The Kafka service, based on the Confluent Kafka image, enables real-time data streaming and processing. By connecting to Zookeeper for coordination, Kafka establishes a robust messaging system for handling data streams efficiently. With defined environment variables and port mappings, Kafka ensures high-throughput data transfer and fault-tolerant message processing, supporting the real-time analytics and decision-making processes within the system.

3.2.6 Zookeeper Service

Zookeeper, deployed using the Confluent Zookeeper image, serves as the distributed coordination platform for the system. By defining specific environment variables and ports, Zookeeper ensures seamless communication and synchronization among the various services. It plays a pivotal role in maintaining consistency and managing distributed resources across the system.

3.2.7 Sensor Service (for simulation)

The sensor service is built from a custom Dockerfile within the Data_collection context. It is responsible for collecting real-time data from sensors and devices. By linking to the MQTT service, the sensor service can publish data to specific MQTT topics for consumption by other services. This component plays a vital role in the initial data acquisition stage of the system.

3.2.8 Model Analysis Service(for simulation)

The model analysis service, built from a Dockerfile in the Models_analysis context, focuses on data analysis and modeling tasks. By depending on Kafka for data ingestion and processing, this service is dedicated to running complex algorithms, statistical models, and machine learning processes on the incoming data streams. It plays a critical role in extracting insights and patterns from the real-time data for decision support.

4. Relationships of Service

4.1 Flow Chart

Flow Chart

4.2 Sequence Diagram

Sequence Diagram

The relationships between the services in the Real-time Data Processing and Storage System are crucial for seamless operation and data flow.

4.3 Between Sensor Service and MQTT Service

The sensor service publishes data to MQTT topics on the Mosquitto broker, enabling other services to subscribe to and process the incoming data streams.

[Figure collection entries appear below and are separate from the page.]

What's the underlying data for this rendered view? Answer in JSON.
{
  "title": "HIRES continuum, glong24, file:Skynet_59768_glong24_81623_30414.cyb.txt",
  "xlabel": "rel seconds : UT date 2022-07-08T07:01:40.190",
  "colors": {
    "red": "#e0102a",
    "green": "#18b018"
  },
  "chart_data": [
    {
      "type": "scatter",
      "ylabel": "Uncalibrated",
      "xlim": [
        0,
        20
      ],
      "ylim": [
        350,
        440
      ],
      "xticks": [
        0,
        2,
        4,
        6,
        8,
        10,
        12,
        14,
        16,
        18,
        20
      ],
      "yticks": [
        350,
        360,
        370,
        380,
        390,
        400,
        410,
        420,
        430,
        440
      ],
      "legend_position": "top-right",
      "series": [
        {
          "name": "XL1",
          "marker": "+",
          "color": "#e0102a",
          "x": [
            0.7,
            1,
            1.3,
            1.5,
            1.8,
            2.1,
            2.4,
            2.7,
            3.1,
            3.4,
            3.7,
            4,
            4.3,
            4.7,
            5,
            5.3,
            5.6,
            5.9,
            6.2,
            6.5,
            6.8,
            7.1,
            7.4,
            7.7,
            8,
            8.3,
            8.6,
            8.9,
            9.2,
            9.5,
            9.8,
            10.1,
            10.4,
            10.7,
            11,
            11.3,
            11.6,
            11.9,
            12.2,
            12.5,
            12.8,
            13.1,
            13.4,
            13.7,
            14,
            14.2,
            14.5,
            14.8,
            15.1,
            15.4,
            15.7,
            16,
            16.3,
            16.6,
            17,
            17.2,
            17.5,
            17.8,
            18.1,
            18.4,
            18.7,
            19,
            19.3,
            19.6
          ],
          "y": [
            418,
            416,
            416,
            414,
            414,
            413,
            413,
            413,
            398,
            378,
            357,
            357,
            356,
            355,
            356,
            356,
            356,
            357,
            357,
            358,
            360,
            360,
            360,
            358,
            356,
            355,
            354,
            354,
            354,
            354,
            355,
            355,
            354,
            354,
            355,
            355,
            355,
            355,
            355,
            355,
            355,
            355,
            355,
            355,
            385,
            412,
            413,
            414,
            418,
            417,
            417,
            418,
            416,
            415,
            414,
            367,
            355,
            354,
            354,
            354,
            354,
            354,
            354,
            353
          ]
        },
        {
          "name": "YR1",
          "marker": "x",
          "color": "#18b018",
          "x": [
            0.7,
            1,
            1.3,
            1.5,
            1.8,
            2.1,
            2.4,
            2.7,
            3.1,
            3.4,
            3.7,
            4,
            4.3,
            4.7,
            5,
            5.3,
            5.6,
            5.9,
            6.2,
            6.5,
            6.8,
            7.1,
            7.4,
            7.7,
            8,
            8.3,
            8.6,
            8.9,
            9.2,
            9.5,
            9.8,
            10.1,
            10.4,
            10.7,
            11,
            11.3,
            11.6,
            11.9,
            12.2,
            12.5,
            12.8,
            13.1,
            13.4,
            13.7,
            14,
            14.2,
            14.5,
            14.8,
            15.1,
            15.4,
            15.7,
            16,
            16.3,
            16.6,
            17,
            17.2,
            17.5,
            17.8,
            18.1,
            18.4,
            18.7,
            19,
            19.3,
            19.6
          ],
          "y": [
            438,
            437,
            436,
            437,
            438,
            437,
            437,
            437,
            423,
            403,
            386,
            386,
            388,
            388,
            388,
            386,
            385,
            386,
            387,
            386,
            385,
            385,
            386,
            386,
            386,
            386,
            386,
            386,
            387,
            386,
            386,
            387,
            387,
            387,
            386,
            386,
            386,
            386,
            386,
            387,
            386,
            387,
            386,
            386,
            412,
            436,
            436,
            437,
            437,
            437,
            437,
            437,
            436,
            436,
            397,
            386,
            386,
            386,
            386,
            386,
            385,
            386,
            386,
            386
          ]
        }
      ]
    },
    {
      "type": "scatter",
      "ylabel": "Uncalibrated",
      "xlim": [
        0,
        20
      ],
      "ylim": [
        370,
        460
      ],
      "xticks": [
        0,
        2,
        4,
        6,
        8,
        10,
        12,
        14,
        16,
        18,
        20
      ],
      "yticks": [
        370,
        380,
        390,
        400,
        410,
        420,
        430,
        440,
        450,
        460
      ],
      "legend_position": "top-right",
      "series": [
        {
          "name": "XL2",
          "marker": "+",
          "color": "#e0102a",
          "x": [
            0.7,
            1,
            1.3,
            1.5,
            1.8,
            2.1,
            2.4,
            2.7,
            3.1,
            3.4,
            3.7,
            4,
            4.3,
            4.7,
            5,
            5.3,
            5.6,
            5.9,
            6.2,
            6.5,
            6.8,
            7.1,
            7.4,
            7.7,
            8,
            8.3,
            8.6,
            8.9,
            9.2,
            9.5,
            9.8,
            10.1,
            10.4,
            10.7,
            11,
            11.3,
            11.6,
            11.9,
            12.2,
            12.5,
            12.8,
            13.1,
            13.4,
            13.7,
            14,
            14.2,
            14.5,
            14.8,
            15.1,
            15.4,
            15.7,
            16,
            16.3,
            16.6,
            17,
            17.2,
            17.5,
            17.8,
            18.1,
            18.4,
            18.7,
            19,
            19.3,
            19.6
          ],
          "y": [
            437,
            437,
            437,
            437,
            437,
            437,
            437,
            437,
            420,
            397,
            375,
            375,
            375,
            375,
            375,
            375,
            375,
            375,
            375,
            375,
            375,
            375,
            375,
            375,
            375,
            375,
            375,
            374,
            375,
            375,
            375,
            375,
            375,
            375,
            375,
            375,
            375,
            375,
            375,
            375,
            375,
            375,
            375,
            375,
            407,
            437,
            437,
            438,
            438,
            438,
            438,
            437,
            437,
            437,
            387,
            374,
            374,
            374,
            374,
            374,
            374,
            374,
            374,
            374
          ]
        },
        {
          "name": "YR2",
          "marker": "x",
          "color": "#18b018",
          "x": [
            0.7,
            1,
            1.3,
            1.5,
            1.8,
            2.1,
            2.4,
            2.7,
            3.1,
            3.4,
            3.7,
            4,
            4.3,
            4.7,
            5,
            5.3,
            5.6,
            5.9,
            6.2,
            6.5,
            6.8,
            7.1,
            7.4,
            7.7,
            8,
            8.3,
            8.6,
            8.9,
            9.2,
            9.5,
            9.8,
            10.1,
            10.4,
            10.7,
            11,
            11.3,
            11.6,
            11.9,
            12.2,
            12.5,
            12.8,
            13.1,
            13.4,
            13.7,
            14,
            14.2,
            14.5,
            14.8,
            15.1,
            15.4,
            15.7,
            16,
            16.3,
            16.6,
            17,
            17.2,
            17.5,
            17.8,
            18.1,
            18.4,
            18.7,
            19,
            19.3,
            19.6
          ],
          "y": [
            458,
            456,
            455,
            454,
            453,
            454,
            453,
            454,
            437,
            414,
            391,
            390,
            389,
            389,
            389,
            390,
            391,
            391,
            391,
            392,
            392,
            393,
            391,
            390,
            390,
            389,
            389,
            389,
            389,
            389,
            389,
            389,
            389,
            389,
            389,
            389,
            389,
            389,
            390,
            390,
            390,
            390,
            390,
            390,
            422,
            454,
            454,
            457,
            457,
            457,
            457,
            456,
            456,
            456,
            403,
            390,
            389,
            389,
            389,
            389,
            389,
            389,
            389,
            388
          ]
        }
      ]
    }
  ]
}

4.4 Between Server Service and MQTT, MongoDB, Kafka Services

The server service connects to Mosquitto for data ingestion, MongoDB for data storage, and Kafka for real-time data streaming and processing. It acts as the central processing unit that orchestrates data flow between these services.

4.5 Between Model Analysis Service and Kafka Service

The model analysis service relies on Kafka for receiving real-time data streams, processing them through analytical models, and generating insights. Kafka serves as the messaging backbone for data exchange between the model analysis service and other components.

4.6 Between Mongo Express Service and MongoDB Service

MongoDB Express interfaces with the MongoDB service, providing a visual management tool for interacting with the database. It enhances the usability and accessibility of the MongoDB database for administrators and users.

4.7 Between Kafka Service and Zookeeper Service

Kafka depends on Zookeeper for distributed coordination and management of topics, partitions, and offsets. Zookeeper ensures the reliability and consistency of Kafka's messaging system, facilitating seamless data streaming and processing.